L'attentat a provoqué une onde de choc, surtout dans les pays occidentaux. Le président américain Joe Biden a condamné "une attaque brutale" et rendu hommage à Salman Rushdie pour son "refus d'être intimidé et réduit au silence".  Vivant à New York depuis 20 ans, Salman Rushdie avait repris une vie peu ou prou normale tout en continuant de défendre, dans ses livres, la satire et l'irrévérence.

"Rien ne justifie une fatwa"

"Son combat est le nôtre, universel", avait lancé le 12 août le président français Emmanuel Macron.
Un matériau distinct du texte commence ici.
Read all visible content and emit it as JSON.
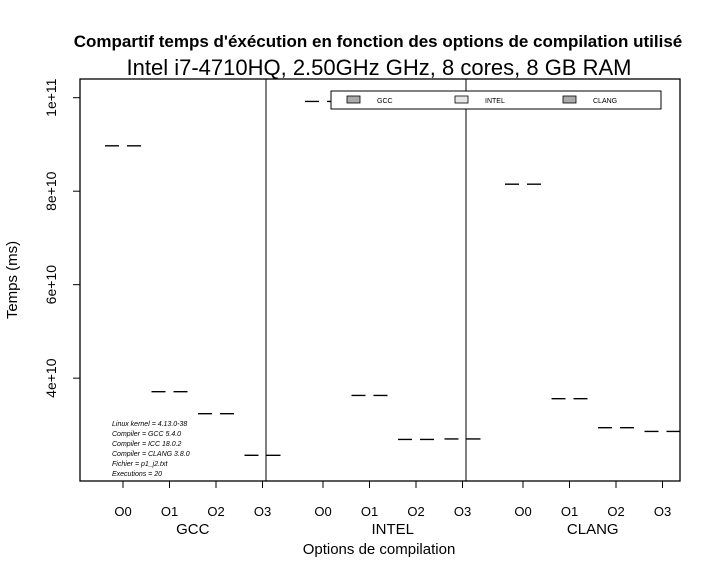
{
  "chart_data": {
    "type": "scatter",
    "title": "Compartif temps d'éxécution en fonction des options de compilation utilisé",
    "subtitle": "Intel i7-4710HQ, 2.50GHz GHz, 8 cores, 8 GB RAM",
    "xlabel": "Options de compilation",
    "ylabel": "Temps (ms)",
    "ylim": [
      18000000000,
      104000000000
    ],
    "y_ticks": [
      40000000000,
      60000000000,
      80000000000,
      100000000000
    ],
    "y_tick_labels": [
      "4e+10",
      "6e+10",
      "8e+10",
      "1e+11"
    ],
    "groups": [
      "GCC",
      "INTEL",
      "CLANG"
    ],
    "options": [
      "O0",
      "O1",
      "O2",
      "O3"
    ],
    "legend_position": "top-right",
    "legend": [
      "GCC",
      "INTEL",
      "CLANG"
    ],
    "series": [
      {
        "name": "GCC",
        "values": [
          89700000000,
          37100000000,
          32400000000,
          23500000000
        ]
      },
      {
        "name": "INTEL",
        "values": [
          99200000000,
          36300000000,
          26900000000,
          27000000000
        ]
      },
      {
        "name": "CLANG",
        "values": [
          81500000000,
          35600000000,
          29400000000,
          28600000000
        ]
      }
    ],
    "annotations": [
      "Linux kernel = 4.13.0-38",
      "Compiler = GCC 5.4.0",
      "Compiler = ICC 18.0.2",
      "Compiler = CLANG 3.8.0",
      "Fichier = p1_j2.txt",
      "Executions = 20"
    ],
    "colors": {
      "axis": "#000000",
      "legend_fill": "#a9a9a9",
      "legend_fill_light": "#e6e6e6"
    }
  }
}
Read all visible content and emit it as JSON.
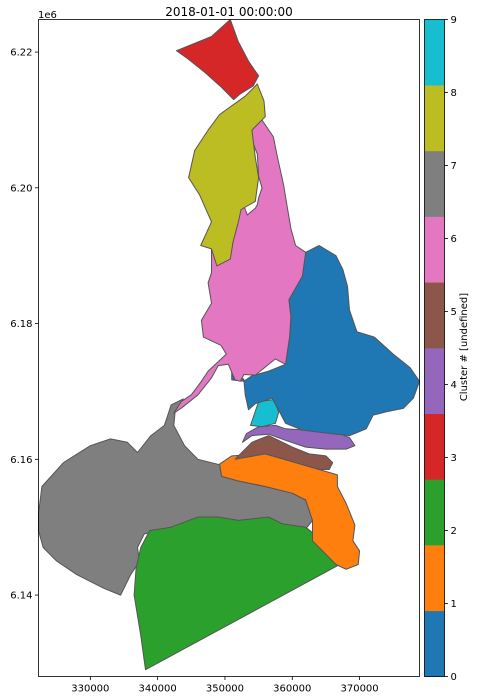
{
  "chart_data": {
    "type": "choropleth-map",
    "title": "2018-01-01 00:00:00",
    "axis_offset_label": "1e6",
    "xlim": [
      322300,
      378900
    ],
    "ylim": [
      6128000,
      6224800
    ],
    "xticks": [
      330000,
      340000,
      350000,
      360000,
      370000
    ],
    "xtick_labels": [
      "330000",
      "340000",
      "350000",
      "360000",
      "370000"
    ],
    "yticks": [
      6140000,
      6160000,
      6180000,
      6200000,
      6220000
    ],
    "ytick_labels": [
      "6.14",
      "6.16",
      "6.18",
      "6.20",
      "6.22"
    ],
    "colorbar": {
      "label": "Cluster # [undefined]",
      "range": [
        0,
        9
      ],
      "ticks": [
        0,
        1,
        2,
        3,
        4,
        5,
        6,
        7,
        8,
        9
      ],
      "tick_labels": [
        "0",
        "1",
        "2",
        "3",
        "4",
        "5",
        "6",
        "7",
        "8",
        "9"
      ],
      "colors": [
        "#1f77b4",
        "#ff7f0e",
        "#2ca02c",
        "#d62728",
        "#9467bd",
        "#8c564b",
        "#e377c2",
        "#7f7f7f",
        "#bcbd22",
        "#17becf"
      ]
    },
    "regions": [
      {
        "cluster": 7,
        "points": [
          [
            322300,
            6152000
          ],
          [
            322800,
            6156000
          ],
          [
            326000,
            6159500
          ],
          [
            330000,
            6162000
          ],
          [
            333000,
            6163000
          ],
          [
            335500,
            6162500
          ],
          [
            337000,
            6161000
          ],
          [
            339000,
            6163500
          ],
          [
            341000,
            6165000
          ],
          [
            342000,
            6168000
          ],
          [
            343800,
            6168900
          ],
          [
            342600,
            6167000
          ],
          [
            342400,
            6165000
          ],
          [
            344000,
            6162000
          ],
          [
            346000,
            6160000
          ],
          [
            349200,
            6159200
          ],
          [
            349500,
            6157500
          ],
          [
            352000,
            6156800
          ],
          [
            356000,
            6156000
          ],
          [
            360000,
            6155000
          ],
          [
            362000,
            6154000
          ],
          [
            363000,
            6151000
          ],
          [
            361000,
            6148500
          ],
          [
            356000,
            6148000
          ],
          [
            352000,
            6149000
          ],
          [
            348000,
            6150000
          ],
          [
            345000,
            6151000
          ],
          [
            342000,
            6150000
          ],
          [
            338000,
            6149000
          ],
          [
            337000,
            6147000
          ],
          [
            337300,
            6145000
          ],
          [
            336000,
            6143000
          ],
          [
            334500,
            6140000
          ],
          [
            332000,
            6141000
          ],
          [
            328000,
            6143000
          ],
          [
            325000,
            6145000
          ],
          [
            323000,
            6147000
          ],
          [
            322300,
            6149500
          ]
        ]
      },
      {
        "cluster": 2,
        "points": [
          [
            338200,
            6129000
          ],
          [
            368000,
            6145000
          ],
          [
            366500,
            6145500
          ],
          [
            364500,
            6148000
          ],
          [
            362000,
            6150000
          ],
          [
            358500,
            6150500
          ],
          [
            356500,
            6151500
          ],
          [
            352000,
            6151000
          ],
          [
            349000,
            6151500
          ],
          [
            346000,
            6151500
          ],
          [
            342000,
            6150000
          ],
          [
            338800,
            6149500
          ],
          [
            337500,
            6147000
          ],
          [
            336800,
            6144000
          ],
          [
            336500,
            6140000
          ],
          [
            337500,
            6134000
          ]
        ]
      },
      {
        "cluster": 1,
        "points": [
          [
            349200,
            6159300
          ],
          [
            351000,
            6160500
          ],
          [
            356000,
            6160800
          ],
          [
            360500,
            6159500
          ],
          [
            364000,
            6158500
          ],
          [
            366700,
            6157700
          ],
          [
            366700,
            6156000
          ],
          [
            368000,
            6153500
          ],
          [
            369300,
            6150300
          ],
          [
            369000,
            6148000
          ],
          [
            370000,
            6146500
          ],
          [
            369800,
            6144500
          ],
          [
            368000,
            6143800
          ],
          [
            366500,
            6144500
          ],
          [
            363000,
            6148000
          ],
          [
            363000,
            6151000
          ],
          [
            362000,
            6154000
          ],
          [
            360000,
            6155000
          ],
          [
            356000,
            6156000
          ],
          [
            352000,
            6156800
          ],
          [
            349500,
            6157500
          ]
        ]
      },
      {
        "cluster": 5,
        "points": [
          [
            352000,
            6160500
          ],
          [
            354000,
            6162500
          ],
          [
            356500,
            6163500
          ],
          [
            360000,
            6161800
          ],
          [
            362500,
            6160800
          ],
          [
            365000,
            6160500
          ],
          [
            366000,
            6159500
          ],
          [
            365500,
            6158500
          ],
          [
            364000,
            6158500
          ],
          [
            360500,
            6159500
          ],
          [
            356000,
            6160800
          ],
          [
            351500,
            6160000
          ]
        ]
      },
      {
        "cluster": 4,
        "points": [
          [
            352600,
            6162500
          ],
          [
            354000,
            6163500
          ],
          [
            356500,
            6163700
          ],
          [
            359000,
            6162800
          ],
          [
            362000,
            6161800
          ],
          [
            365000,
            6161500
          ],
          [
            368000,
            6161500
          ],
          [
            369300,
            6162000
          ],
          [
            368500,
            6163200
          ],
          [
            366000,
            6164200
          ],
          [
            362000,
            6164300
          ],
          [
            359000,
            6164500
          ],
          [
            357500,
            6165000
          ],
          [
            355000,
            6164800
          ],
          [
            353200,
            6163800
          ]
        ]
      },
      {
        "cluster": 9,
        "points": [
          [
            353800,
            6165000
          ],
          [
            355000,
            6168500
          ],
          [
            357200,
            6168800
          ],
          [
            358000,
            6167000
          ],
          [
            357500,
            6165300
          ],
          [
            355500,
            6164800
          ]
        ]
      },
      {
        "cluster": 0,
        "points": [
          [
            353500,
            6167300
          ],
          [
            354500,
            6168200
          ],
          [
            357000,
            6169000
          ],
          [
            358000,
            6167200
          ],
          [
            359000,
            6165300
          ],
          [
            361500,
            6164300
          ],
          [
            364000,
            6164000
          ],
          [
            368500,
            6163500
          ],
          [
            371000,
            6164500
          ],
          [
            372000,
            6166500
          ],
          [
            374000,
            6167000
          ],
          [
            376500,
            6167500
          ],
          [
            378000,
            6169000
          ],
          [
            378900,
            6171500
          ],
          [
            377500,
            6173500
          ],
          [
            375000,
            6175500
          ],
          [
            372200,
            6178000
          ],
          [
            369600,
            6178800
          ],
          [
            368500,
            6182000
          ],
          [
            368200,
            6185500
          ],
          [
            367500,
            6188000
          ],
          [
            366500,
            6190000
          ],
          [
            364000,
            6191500
          ],
          [
            362000,
            6190500
          ],
          [
            361000,
            6186500
          ],
          [
            359500,
            6183500
          ],
          [
            359800,
            6181000
          ],
          [
            359600,
            6178000
          ],
          [
            359000,
            6174000
          ],
          [
            356500,
            6173000
          ],
          [
            354000,
            6172300
          ],
          [
            352800,
            6171500
          ],
          [
            351000,
            6171700
          ],
          [
            351000,
            6173000
          ],
          [
            352800,
            6171800
          ],
          [
            353000,
            6169500
          ]
        ]
      },
      {
        "cluster": 6,
        "points": [
          [
            342400,
            6166800
          ],
          [
            343600,
            6167600
          ],
          [
            346000,
            6169500
          ],
          [
            348000,
            6172000
          ],
          [
            349000,
            6173800
          ],
          [
            350500,
            6174000
          ],
          [
            351500,
            6171700
          ],
          [
            352300,
            6171500
          ],
          [
            352800,
            6172500
          ],
          [
            354500,
            6172400
          ],
          [
            357500,
            6174800
          ],
          [
            359000,
            6174000
          ],
          [
            359600,
            6178000
          ],
          [
            359800,
            6181000
          ],
          [
            359500,
            6183500
          ],
          [
            361500,
            6187000
          ],
          [
            362000,
            6190500
          ],
          [
            360500,
            6191500
          ],
          [
            359800,
            6194000
          ],
          [
            359200,
            6197500
          ],
          [
            358700,
            6200500
          ],
          [
            357800,
            6204500
          ],
          [
            357200,
            6207500
          ],
          [
            355500,
            6210000
          ],
          [
            353800,
            6209200
          ],
          [
            353800,
            6207500
          ],
          [
            354800,
            6205000
          ],
          [
            355000,
            6201700
          ],
          [
            355500,
            6200000
          ],
          [
            355000,
            6198500
          ],
          [
            354800,
            6197500
          ],
          [
            354500,
            6197000
          ],
          [
            353300,
            6196000
          ],
          [
            352500,
            6198300
          ],
          [
            351300,
            6199200
          ],
          [
            351000,
            6195000
          ],
          [
            349000,
            6193000
          ],
          [
            348000,
            6191000
          ],
          [
            348000,
            6187500
          ],
          [
            347500,
            6186000
          ],
          [
            348000,
            6183000
          ],
          [
            346500,
            6180500
          ],
          [
            346800,
            6178000
          ],
          [
            349400,
            6176800
          ],
          [
            350200,
            6175500
          ],
          [
            347500,
            6173000
          ],
          [
            346500,
            6171500
          ],
          [
            345000,
            6169500
          ],
          [
            343500,
            6168500
          ]
        ]
      },
      {
        "cluster": 8,
        "points": [
          [
            346400,
            6191500
          ],
          [
            348000,
            6195000
          ],
          [
            346200,
            6199000
          ],
          [
            344600,
            6201500
          ],
          [
            345500,
            6205500
          ],
          [
            347500,
            6208500
          ],
          [
            349200,
            6210800
          ],
          [
            353000,
            6213500
          ],
          [
            354800,
            6215300
          ],
          [
            355800,
            6212800
          ],
          [
            356000,
            6210500
          ],
          [
            354000,
            6208500
          ],
          [
            354500,
            6204500
          ],
          [
            355000,
            6201500
          ],
          [
            354500,
            6198000
          ],
          [
            352400,
            6196800
          ],
          [
            352000,
            6195000
          ],
          [
            351200,
            6192000
          ],
          [
            350800,
            6189500
          ],
          [
            348800,
            6188500
          ],
          [
            348000,
            6191000
          ]
        ]
      },
      {
        "cluster": 3,
        "points": [
          [
            342800,
            6220200
          ],
          [
            348000,
            6222300
          ],
          [
            350800,
            6224800
          ],
          [
            352000,
            6221500
          ],
          [
            353600,
            6218500
          ],
          [
            355000,
            6216500
          ],
          [
            354200,
            6215000
          ],
          [
            352200,
            6213800
          ],
          [
            351300,
            6213000
          ],
          [
            349500,
            6214800
          ],
          [
            347000,
            6217000
          ],
          [
            344500,
            6219000
          ]
        ]
      }
    ]
  }
}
Le secrétaire général de l'ONU, Antonio Guterres ,s'était déclaré lui "horrifié". Le Premier ministre canadien Justin Trudeau a dénoncé, le 12 août, une "attaque lâche", et un "affront à la liberté d'expression". "Rien ne justifie une fatwa, une condamnation à mort", s'est indigné Charlie Hebdo, journal satirique français décimé par un attentat en janvier 2015.
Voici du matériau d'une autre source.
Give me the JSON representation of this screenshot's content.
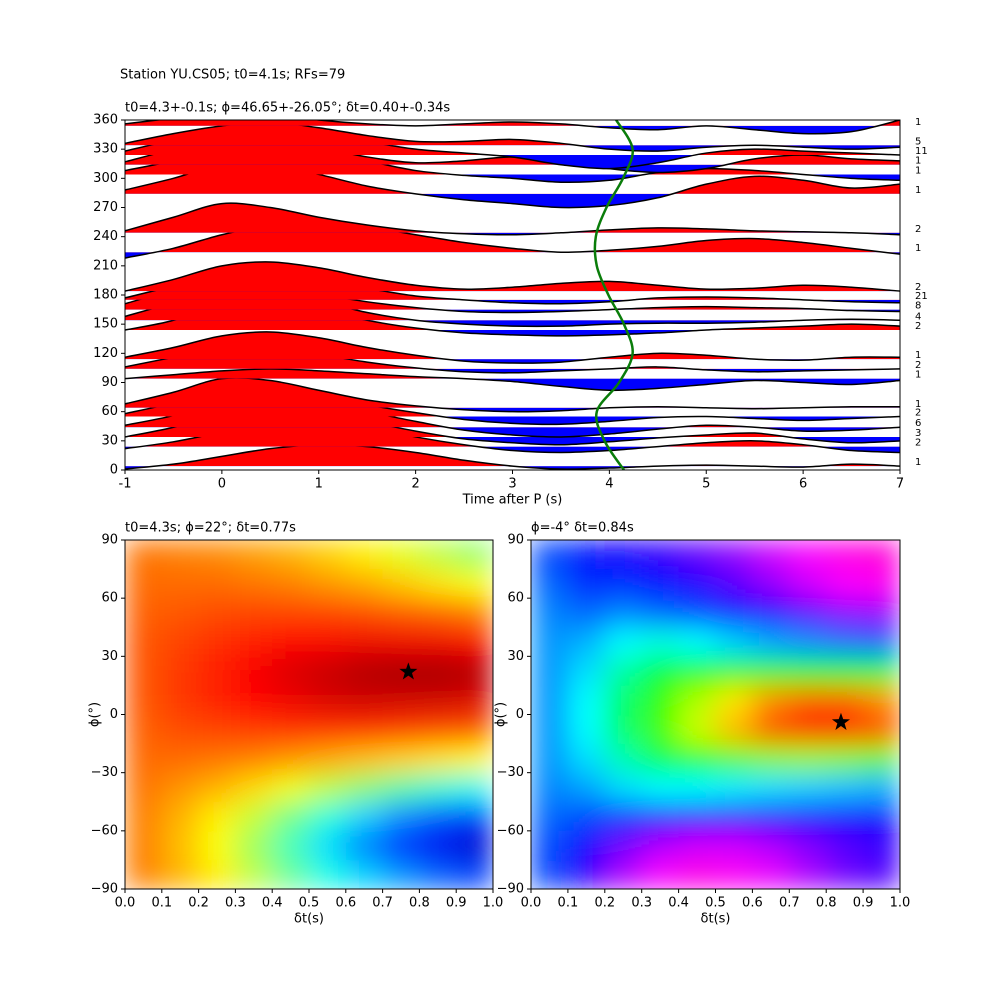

En Iran, le quotidien ultraconservateur Kayhana félicité l'assaillant : "Bravo à cet homme courageux et conscient de son devoir qui a attaqué l'apostat et le vicieux Salman Rushdie", a écrit le journal. "Baisons la main de celui qui a déchiré le cou de l'ennemi de Dieu avec un couteau". Au Pakistan voisin, le parti Tehreek-e-Labbaik Pakistan, réputé pour sa violence contre ce qu'il appelle du blasphème antimusulman, a jugé aussi que Rushdie "méritait d'être tué". 

Né en 1947 en Inde dans une famille d'intellectuels musulmans non pratiquants, Salman Rushdie avait embrasé une partie du monde islamique avec la publication des "Versets sataniques", conduisant l'ayatollah iranien Rouhollah Khomeiny à émettre la "fatwa" réclamant son assassinat.

Le philosophe français Bernard-Henri Lévy plaide pour que l'écrivain obtienne le prix Nobel de littérature. "Je n'imagine pas un autre écrivain avoir l'outrecuidance, aujourd'hui, de le mériter plus que lui. La campagne commence maintenant", a-t-il écrit dans le Journal du dimanche (JDD).